Mais que s’est-il passé ? Comment peut-on expliquer que l’international belge de vingt-trois ans n’ait été vu que soixante-dix-sept minutes sur les pelouses de Premier League cette saison pour aucune titularisation ? Est-ce un problème d’intégration ? Non selon Matić : « Michy travaille beaucoup chaque semaine. Bien sûr, il profite des séances qu’il passe avec Diego pour apprendre. La situation était la même pour moi il y a sept ans. J’ai beauocup appris en regardant Frank Lampard, Michael Ballack ou Michael Essien jouer. C’est positif pour Michy de regarder comment Diego bouge sur le terrain, ses déplacements. Là, il apprend beaucoup. » Ce n’est pas non plus un problème de rythme, pas forcément de niveau, mais plutôt de perception.
Le mérite selon Conte
Il est naturel de s’inquiéter lorsqu’un joueur de vingt-trois ans, prometteur, intéressant à chaque apparition, auteur d’un doublé lors d’un match avec la réserve du club fin novembre, joue si peu. Mais Michy ne se plaint pas forcément car il sait, lui aussi, que son heure viendra. La force de Conte est aussi dans la gestion, ce n’est plus à prouver et l’entraîneur italien est le premier à dire que « si Batshuayi est là, c’est parce qu’il le mérite » . C’est aussi pour ça qu’il a déjà refusé d’envoyer son joueur en prêt cet hiver. Sa phase d’intégration, d’adaptation, touche à son terme et voir Antonio Conte agir de la sorte montre qu’il n’a pas changé sur une approche fondée sur un seul vecteur. « Je ne connais que ce verbe : travailler, travailler, travailler » , aime-t-il répéter. En arrivant à Chelsea, Michy Batshuayi savait à quoi s’attendre.

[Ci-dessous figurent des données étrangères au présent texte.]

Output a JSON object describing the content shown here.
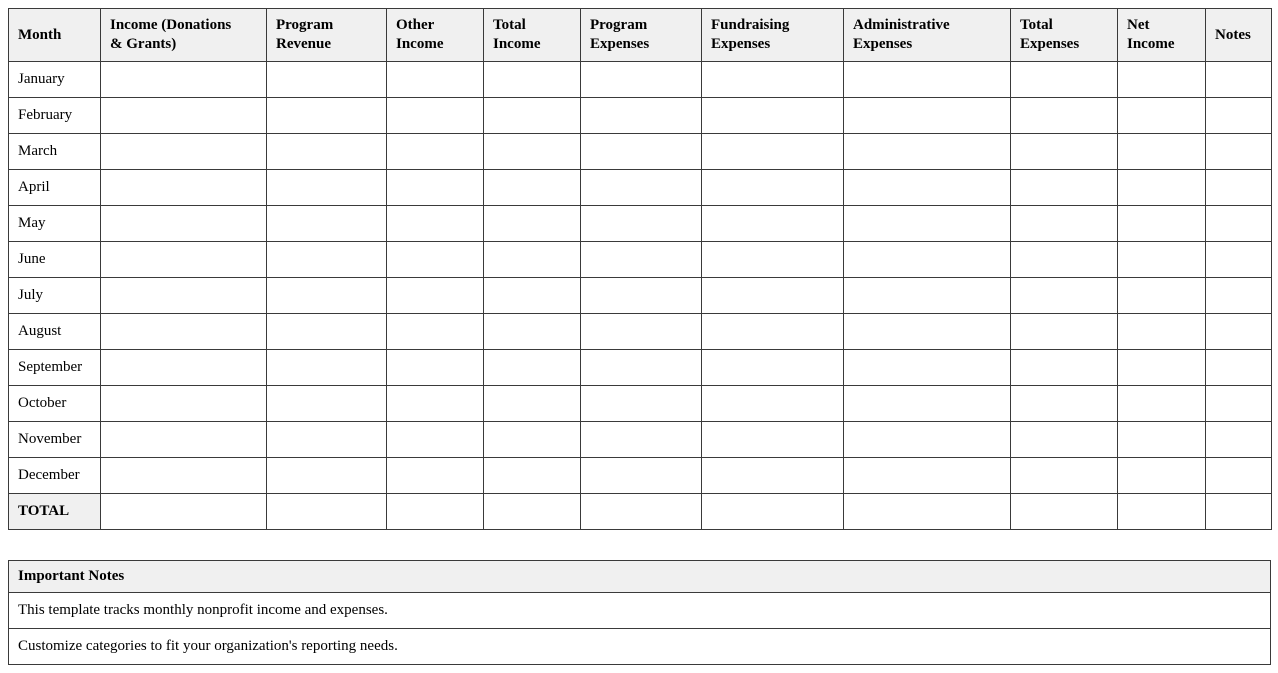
{
  "colors": {
    "page_bg": "#ffffff",
    "text": "#000000",
    "border": "#3a3a3a",
    "header_bg": "#f0f0f0"
  },
  "main_table": {
    "columns": [
      {
        "name": "month",
        "label": "Month",
        "lines": [
          "Month"
        ]
      },
      {
        "name": "income-donations-grants",
        "label": "Income (Donations & Grants)",
        "lines": [
          "Income (Donations",
          "& Grants)"
        ]
      },
      {
        "name": "program-revenue",
        "label": "Program Revenue",
        "lines": [
          "Program",
          "Revenue"
        ]
      },
      {
        "name": "other-income",
        "label": "Other Income",
        "lines": [
          "Other",
          "Income"
        ]
      },
      {
        "name": "total-income",
        "label": "Total Income",
        "lines": [
          "Total",
          "Income"
        ]
      },
      {
        "name": "program-expenses",
        "label": "Program Expenses",
        "lines": [
          "Program",
          "Expenses"
        ]
      },
      {
        "name": "fundraising-expenses",
        "label": "Fundraising Expenses",
        "lines": [
          "Fundraising",
          "Expenses"
        ]
      },
      {
        "name": "administrative-expenses",
        "label": "Administrative Expenses",
        "lines": [
          "Administrative",
          "Expenses"
        ]
      },
      {
        "name": "total-expenses",
        "label": "Total Expenses",
        "lines": [
          "Total",
          "Expenses"
        ]
      },
      {
        "name": "net-income",
        "label": "Net Income",
        "lines": [
          "Net",
          "Income"
        ]
      },
      {
        "name": "notes",
        "label": "Notes",
        "lines": [
          "Notes"
        ]
      }
    ],
    "row_labels": [
      "January",
      "February",
      "March",
      "April",
      "May",
      "June",
      "July",
      "August",
      "September",
      "October",
      "November",
      "December"
    ],
    "total_label": "TOTAL",
    "empty_cell_value": ""
  },
  "notes_table": {
    "title": "Important Notes",
    "rows": [
      "This template tracks monthly nonprofit income and expenses.",
      "Customize categories to fit your organization's reporting needs."
    ]
  }
}
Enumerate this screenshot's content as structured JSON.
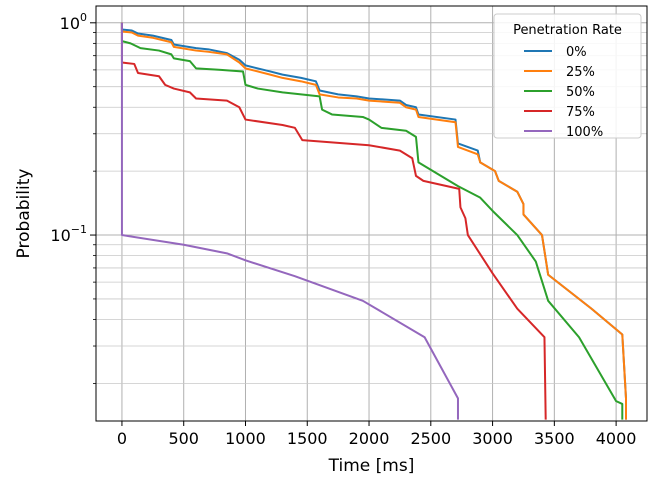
{
  "chart_data": {
    "type": "line",
    "xlabel": "Time [ms]",
    "ylabel": "Probability",
    "y_scale": "log",
    "xlim": [
      -210,
      4250
    ],
    "ylim": [
      0.0133,
      1.2
    ],
    "x_ticks": [
      0,
      500,
      1000,
      1500,
      2000,
      2500,
      3000,
      3500,
      4000
    ],
    "y_ticks": [
      {
        "value": 1,
        "base": "10",
        "exp": "0"
      },
      {
        "value": 0.1,
        "base": "10",
        "exp": "−1"
      }
    ],
    "grid": true,
    "legend": {
      "title": "Penetration Rate",
      "placement": "top-right"
    },
    "series": [
      {
        "name": "0%",
        "color": "#1f77b4",
        "points": [
          [
            0,
            1.0
          ],
          [
            0,
            0.93
          ],
          [
            80,
            0.92
          ],
          [
            130,
            0.89
          ],
          [
            250,
            0.87
          ],
          [
            400,
            0.83
          ],
          [
            420,
            0.79
          ],
          [
            600,
            0.76
          ],
          [
            700,
            0.75
          ],
          [
            850,
            0.72
          ],
          [
            950,
            0.67
          ],
          [
            1000,
            0.63
          ],
          [
            1200,
            0.59
          ],
          [
            1300,
            0.57
          ],
          [
            1450,
            0.55
          ],
          [
            1570,
            0.53
          ],
          [
            1600,
            0.48
          ],
          [
            1750,
            0.46
          ],
          [
            1900,
            0.45
          ],
          [
            2000,
            0.44
          ],
          [
            2250,
            0.43
          ],
          [
            2300,
            0.41
          ],
          [
            2380,
            0.4
          ],
          [
            2400,
            0.37
          ],
          [
            2700,
            0.35
          ],
          [
            2720,
            0.27
          ],
          [
            2880,
            0.25
          ],
          [
            2900,
            0.22
          ],
          [
            3020,
            0.2
          ],
          [
            3050,
            0.18
          ],
          [
            3200,
            0.16
          ],
          [
            3250,
            0.14
          ],
          [
            3250,
            0.125
          ],
          [
            3400,
            0.1
          ],
          [
            3450,
            0.065
          ],
          [
            3800,
            0.045
          ],
          [
            4050,
            0.034
          ],
          [
            4080,
            0.017
          ],
          [
            4080,
            0.0135
          ]
        ]
      },
      {
        "name": "25%",
        "color": "#ff7f0e",
        "points": [
          [
            0,
            1.0
          ],
          [
            0,
            0.91
          ],
          [
            80,
            0.9
          ],
          [
            130,
            0.87
          ],
          [
            250,
            0.85
          ],
          [
            400,
            0.81
          ],
          [
            420,
            0.77
          ],
          [
            600,
            0.74
          ],
          [
            700,
            0.73
          ],
          [
            850,
            0.71
          ],
          [
            950,
            0.65
          ],
          [
            1000,
            0.61
          ],
          [
            1200,
            0.57
          ],
          [
            1300,
            0.55
          ],
          [
            1450,
            0.53
          ],
          [
            1570,
            0.51
          ],
          [
            1600,
            0.46
          ],
          [
            1750,
            0.445
          ],
          [
            1900,
            0.44
          ],
          [
            2000,
            0.43
          ],
          [
            2250,
            0.42
          ],
          [
            2300,
            0.4
          ],
          [
            2380,
            0.39
          ],
          [
            2400,
            0.36
          ],
          [
            2700,
            0.34
          ],
          [
            2720,
            0.26
          ],
          [
            2880,
            0.24
          ],
          [
            2900,
            0.22
          ],
          [
            3020,
            0.2
          ],
          [
            3050,
            0.18
          ],
          [
            3200,
            0.16
          ],
          [
            3250,
            0.14
          ],
          [
            3250,
            0.125
          ],
          [
            3400,
            0.1
          ],
          [
            3450,
            0.065
          ],
          [
            3800,
            0.045
          ],
          [
            4050,
            0.034
          ],
          [
            4080,
            0.017
          ],
          [
            4080,
            0.0135
          ]
        ]
      },
      {
        "name": "50%",
        "color": "#2ca02c",
        "points": [
          [
            0,
            1.0
          ],
          [
            0,
            0.82
          ],
          [
            70,
            0.8
          ],
          [
            150,
            0.76
          ],
          [
            300,
            0.74
          ],
          [
            400,
            0.71
          ],
          [
            420,
            0.68
          ],
          [
            550,
            0.66
          ],
          [
            600,
            0.61
          ],
          [
            800,
            0.6
          ],
          [
            980,
            0.59
          ],
          [
            1000,
            0.51
          ],
          [
            1100,
            0.49
          ],
          [
            1300,
            0.47
          ],
          [
            1600,
            0.45
          ],
          [
            1620,
            0.39
          ],
          [
            1700,
            0.37
          ],
          [
            1950,
            0.36
          ],
          [
            2000,
            0.35
          ],
          [
            2100,
            0.32
          ],
          [
            2300,
            0.31
          ],
          [
            2380,
            0.29
          ],
          [
            2400,
            0.22
          ],
          [
            2720,
            0.17
          ],
          [
            2900,
            0.15
          ],
          [
            3000,
            0.13
          ],
          [
            3200,
            0.1
          ],
          [
            3350,
            0.075
          ],
          [
            3450,
            0.049
          ],
          [
            3700,
            0.033
          ],
          [
            4000,
            0.0165
          ],
          [
            4050,
            0.016
          ],
          [
            4050,
            0.0135
          ]
        ]
      },
      {
        "name": "75%",
        "color": "#d62728",
        "points": [
          [
            0,
            1.0
          ],
          [
            0,
            0.65
          ],
          [
            100,
            0.64
          ],
          [
            130,
            0.58
          ],
          [
            300,
            0.56
          ],
          [
            350,
            0.51
          ],
          [
            420,
            0.49
          ],
          [
            550,
            0.47
          ],
          [
            600,
            0.44
          ],
          [
            850,
            0.43
          ],
          [
            950,
            0.4
          ],
          [
            1000,
            0.35
          ],
          [
            1300,
            0.33
          ],
          [
            1400,
            0.32
          ],
          [
            1460,
            0.28
          ],
          [
            2000,
            0.265
          ],
          [
            2250,
            0.25
          ],
          [
            2350,
            0.23
          ],
          [
            2380,
            0.19
          ],
          [
            2440,
            0.18
          ],
          [
            2730,
            0.165
          ],
          [
            2740,
            0.135
          ],
          [
            2780,
            0.12
          ],
          [
            2800,
            0.1
          ],
          [
            3000,
            0.066
          ],
          [
            3200,
            0.045
          ],
          [
            3420,
            0.033
          ],
          [
            3430,
            0.0135
          ]
        ]
      },
      {
        "name": "100%",
        "color": "#9467bd",
        "points": [
          [
            0,
            1.0
          ],
          [
            0,
            0.1
          ],
          [
            500,
            0.09
          ],
          [
            850,
            0.082
          ],
          [
            1000,
            0.076
          ],
          [
            1400,
            0.064
          ],
          [
            1950,
            0.049
          ],
          [
            2450,
            0.033
          ],
          [
            2720,
            0.017
          ],
          [
            2720,
            0.0135
          ]
        ]
      }
    ]
  }
}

Tout simplement parce qu’en mai dernier, Conte a réussi à convaincre dans son bureau Diego Costa de rester pour partir à la guerre à ses côtés. Michy est un numéro deux et son coach n’a jamais menti là-dessus. Une saison est longue, la prochaine le sera encore plus avec l’ajout d’une participation probable à la Ligue des champions et Bats aura donc sa chance. La jeunesse est impatiente, le talent de Michy l’est aussi. Antonio Conte le sait, le Bridge le sait, ses partenaires le savent. Mais l’Italien marche au mérite et sur ce point, l’ancien attaquant de l’OM a marqué des points. Un jour, Michy Batshuayi avait expliqué « ne pas vouloir être chouchouté » . Le voilà face à son destin. Le haut niveau est aussi à ce prix et la récompense ne sera que plus belle. C’est aussi ça l’art de la guerre.